For the weeks when the budget's tight and leftovers are a necessity, this is my go-to meal. It takes about 15 minutes to put together, cooks in one pot and keeps in an airtight container in the fridge all week.

Serve it it hot or cold over your grain of choice (rice, quinoa, millet), greens, by itself, or wrapped up in a rice tortilla. This meal will nourish and fuel your family's bellies without breaking the bank. 

Choose beans over meat! They're full of fibre, high in protein, iron, are free of saturated fats, environmental toxins and chemicals, antibiotics, lower your risk of heart disease, many cancers, obesity, fatigue and many other illnesses plus they are WAY more environmentally sustainable. 

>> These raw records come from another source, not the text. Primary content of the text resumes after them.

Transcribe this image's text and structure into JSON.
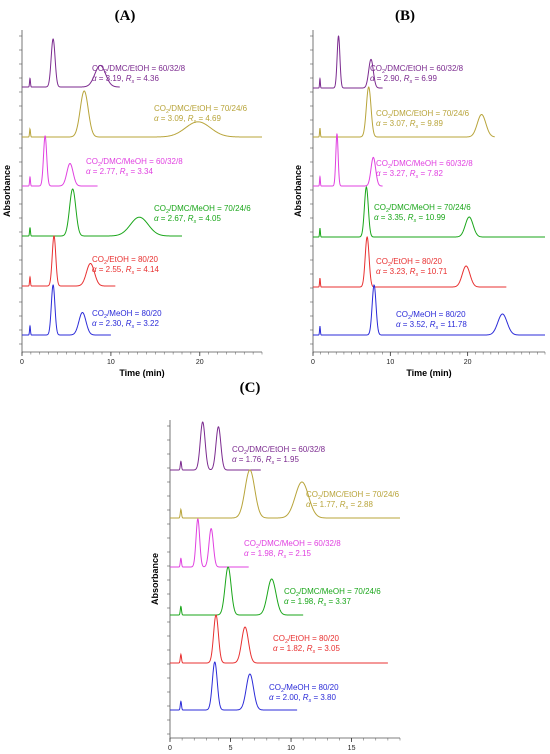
{
  "figure": {
    "title": "",
    "colors": {
      "purple": "#7b2a8f",
      "olive": "#b8a43a",
      "magenta": "#e040e0",
      "green": "#1aa61a",
      "red": "#e83030",
      "blue": "#2b2bd8"
    }
  },
  "chart_data": [
    {
      "panel": "(A)",
      "type": "line",
      "xlabel": "Time (min)",
      "ylabel": "Absorbance",
      "xlim": [
        0,
        27
      ],
      "xticks": [
        0,
        10,
        20
      ],
      "series": [
        {
          "name": "CO2/DMC/EtOH = 60/32/8",
          "alpha": "3.19",
          "Rs": "4.36",
          "color": "#7b2a8f",
          "t0": 0.9,
          "peaks": [
            {
              "t": 3.5,
              "h": 1.0,
              "w": 0.22
            },
            {
              "t": 8.8,
              "h": 0.45,
              "w": 0.6
            }
          ],
          "end": 11
        },
        {
          "name": "CO2/DMC/EtOH = 70/24/6",
          "alpha": "3.09",
          "Rs": "4.69",
          "color": "#b8a43a",
          "t0": 0.9,
          "peaks": [
            {
              "t": 7.0,
              "h": 1.0,
              "w": 0.45
            },
            {
              "t": 19.8,
              "h": 0.33,
              "w": 1.4
            }
          ],
          "end": 27
        },
        {
          "name": "CO2/DMC/MeOH = 60/32/8",
          "alpha": "2.77",
          "Rs": "3.34",
          "color": "#e040e0",
          "t0": 0.9,
          "peaks": [
            {
              "t": 2.6,
              "h": 1.0,
              "w": 0.18
            },
            {
              "t": 5.4,
              "h": 0.45,
              "w": 0.35
            }
          ],
          "end": 8.5
        },
        {
          "name": "CO2/DMC/MeOH = 70/24/6",
          "alpha": "2.67",
          "Rs": "4.05",
          "color": "#1aa61a",
          "t0": 0.9,
          "peaks": [
            {
              "t": 5.7,
              "h": 1.0,
              "w": 0.35
            },
            {
              "t": 13.2,
              "h": 0.4,
              "w": 1.0
            }
          ],
          "end": 18
        },
        {
          "name": "CO2/EtOH = 80/20",
          "alpha": "2.55",
          "Rs": "4.14",
          "color": "#e83030",
          "t0": 0.9,
          "peaks": [
            {
              "t": 3.6,
              "h": 1.0,
              "w": 0.2
            },
            {
              "t": 7.7,
              "h": 0.45,
              "w": 0.45
            }
          ],
          "end": 10.5
        },
        {
          "name": "CO2/MeOH = 80/20",
          "alpha": "2.30",
          "Rs": "3.22",
          "color": "#2b2bd8",
          "t0": 0.9,
          "peaks": [
            {
              "t": 3.5,
              "h": 1.0,
              "w": 0.2
            },
            {
              "t": 6.8,
              "h": 0.45,
              "w": 0.4
            }
          ],
          "end": 10
        }
      ]
    },
    {
      "panel": "(B)",
      "type": "line",
      "xlabel": "Time (min)",
      "ylabel": "Absorbance",
      "xlim": [
        0,
        30
      ],
      "xticks": [
        0,
        10,
        20
      ],
      "series": [
        {
          "name": "CO2/DMC/EtOH = 60/32/8",
          "alpha": "2.90",
          "Rs": "6.99",
          "color": "#7b2a8f",
          "t0": 0.9,
          "peaks": [
            {
              "t": 3.3,
              "h": 1.0,
              "w": 0.18
            },
            {
              "t": 7.5,
              "h": 0.55,
              "w": 0.3
            }
          ],
          "end": 9
        },
        {
          "name": "CO2/DMC/EtOH = 70/24/6",
          "alpha": "3.07",
          "Rs": "9.89",
          "color": "#b8a43a",
          "t0": 0.9,
          "peaks": [
            {
              "t": 7.2,
              "h": 1.0,
              "w": 0.3
            },
            {
              "t": 21.8,
              "h": 0.45,
              "w": 0.55
            }
          ],
          "end": 23.5
        },
        {
          "name": "CO2/DMC/MeOH = 60/32/8",
          "alpha": "3.27",
          "Rs": "7.82",
          "color": "#e040e0",
          "t0": 0.9,
          "peaks": [
            {
              "t": 3.1,
              "h": 1.0,
              "w": 0.15
            },
            {
              "t": 7.8,
              "h": 0.55,
              "w": 0.3
            }
          ],
          "end": 9
        },
        {
          "name": "CO2/DMC/MeOH = 70/24/6",
          "alpha": "3.35",
          "Rs": "10.99",
          "color": "#1aa61a",
          "t0": 0.9,
          "peaks": [
            {
              "t": 6.9,
              "h": 1.0,
              "w": 0.25
            },
            {
              "t": 20.2,
              "h": 0.4,
              "w": 0.5
            }
          ],
          "end": 30
        },
        {
          "name": "CO2/EtOH = 80/20",
          "alpha": "3.23",
          "Rs": "10.71",
          "color": "#e83030",
          "t0": 0.9,
          "peaks": [
            {
              "t": 7.0,
              "h": 1.0,
              "w": 0.25
            },
            {
              "t": 19.8,
              "h": 0.42,
              "w": 0.5
            }
          ],
          "end": 25
        },
        {
          "name": "CO2/MeOH = 80/20",
          "alpha": "3.52",
          "Rs": "11.78",
          "color": "#2b2bd8",
          "t0": 0.9,
          "peaks": [
            {
              "t": 7.9,
              "h": 1.0,
              "w": 0.25
            },
            {
              "t": 24.5,
              "h": 0.42,
              "w": 0.6
            }
          ],
          "end": 30
        }
      ]
    },
    {
      "panel": "(C)",
      "type": "line",
      "xlabel": "Time (min)",
      "ylabel": "Absorbance",
      "xlim": [
        0,
        19
      ],
      "xticks": [
        0,
        5,
        10,
        15
      ],
      "series": [
        {
          "name": "CO2/DMC/EtOH = 60/32/8",
          "alpha": "1.76",
          "Rs": "1.95",
          "color": "#7b2a8f",
          "t0": 0.9,
          "peaks": [
            {
              "t": 2.7,
              "h": 1.0,
              "w": 0.2
            },
            {
              "t": 4.0,
              "h": 0.9,
              "w": 0.2
            }
          ],
          "end": 7.5
        },
        {
          "name": "CO2/DMC/EtOH = 70/24/6",
          "alpha": "1.77",
          "Rs": "2.88",
          "color": "#b8a43a",
          "t0": 0.9,
          "peaks": [
            {
              "t": 6.6,
              "h": 1.0,
              "w": 0.4
            },
            {
              "t": 10.9,
              "h": 0.75,
              "w": 0.55
            }
          ],
          "end": 19
        },
        {
          "name": "CO2/DMC/MeOH = 60/32/8",
          "alpha": "1.98",
          "Rs": "2.15",
          "color": "#e040e0",
          "t0": 0.9,
          "peaks": [
            {
              "t": 2.3,
              "h": 1.0,
              "w": 0.15
            },
            {
              "t": 3.4,
              "h": 0.8,
              "w": 0.18
            }
          ],
          "end": 6.5
        },
        {
          "name": "CO2/DMC/MeOH = 70/24/6",
          "alpha": "1.98",
          "Rs": "3.37",
          "color": "#1aa61a",
          "t0": 0.9,
          "peaks": [
            {
              "t": 4.8,
              "h": 1.0,
              "w": 0.25
            },
            {
              "t": 8.4,
              "h": 0.75,
              "w": 0.35
            }
          ],
          "end": 11
        },
        {
          "name": "CO2/EtOH = 80/20",
          "alpha": "1.82",
          "Rs": "3.05",
          "color": "#e83030",
          "t0": 0.9,
          "peaks": [
            {
              "t": 3.8,
              "h": 1.0,
              "w": 0.2
            },
            {
              "t": 6.2,
              "h": 0.75,
              "w": 0.28
            }
          ],
          "end": 18
        },
        {
          "name": "CO2/MeOH = 80/20",
          "alpha": "2.00",
          "Rs": "3.80",
          "color": "#2b2bd8",
          "t0": 0.9,
          "peaks": [
            {
              "t": 3.7,
              "h": 1.0,
              "w": 0.2
            },
            {
              "t": 6.6,
              "h": 0.75,
              "w": 0.3
            }
          ],
          "end": 10.5
        }
      ]
    }
  ]
}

1 Tbsp water (or coconut oil)
1 onion, diced
2 garlic cloves, minced
1 tsp cumin
½ tsp paprika
1 tsp oregano
sprinkle of salt
sprinkle of pepper
2 bell peppers, diced (whichever colours you choose)
corn kernels from 1 ear of organic, non-GMO corn (or 1 cup frozen organic corn kernels)
1 cup yam, cubed
1 tomato, diced
1 can low-sodium black beans, well rinsed (or 2 cups of dried beans cooked)
1 can low-sodium kidney beans, well rinsed (or 2 cups of dried beans cooked)
1 28 oz can whole tomatoes, well rinsed and juices strained
1 Tbsp coconut sugar
juice from 1 lime


In a large pot, heat the water (or coconut oil) and sauté the onion and garlic until garlic is lightly browned. If you’re cooking with water, you may need to continue adding water throughout as it’s easily absorbed by the vegetables. Next, add the spices (cumin, paprika, oregano, salt, pepper) and stir well. A few moment later, add the peppers, corn, yam and tomato. Stir well again. Rinse the beans and add them next. Again, stir well.

Next, in a food processor or blender, blend the whole tomatoes. Make sure these are well rinsed, you don’t want the juices in the chilli. Add them along with the coconut sugar and the lime juice to the pot and stir well once more.

Cover the pot and allow the chilli to cook for at least 30 minutes (so the yam is soft) before serving. Enjoy!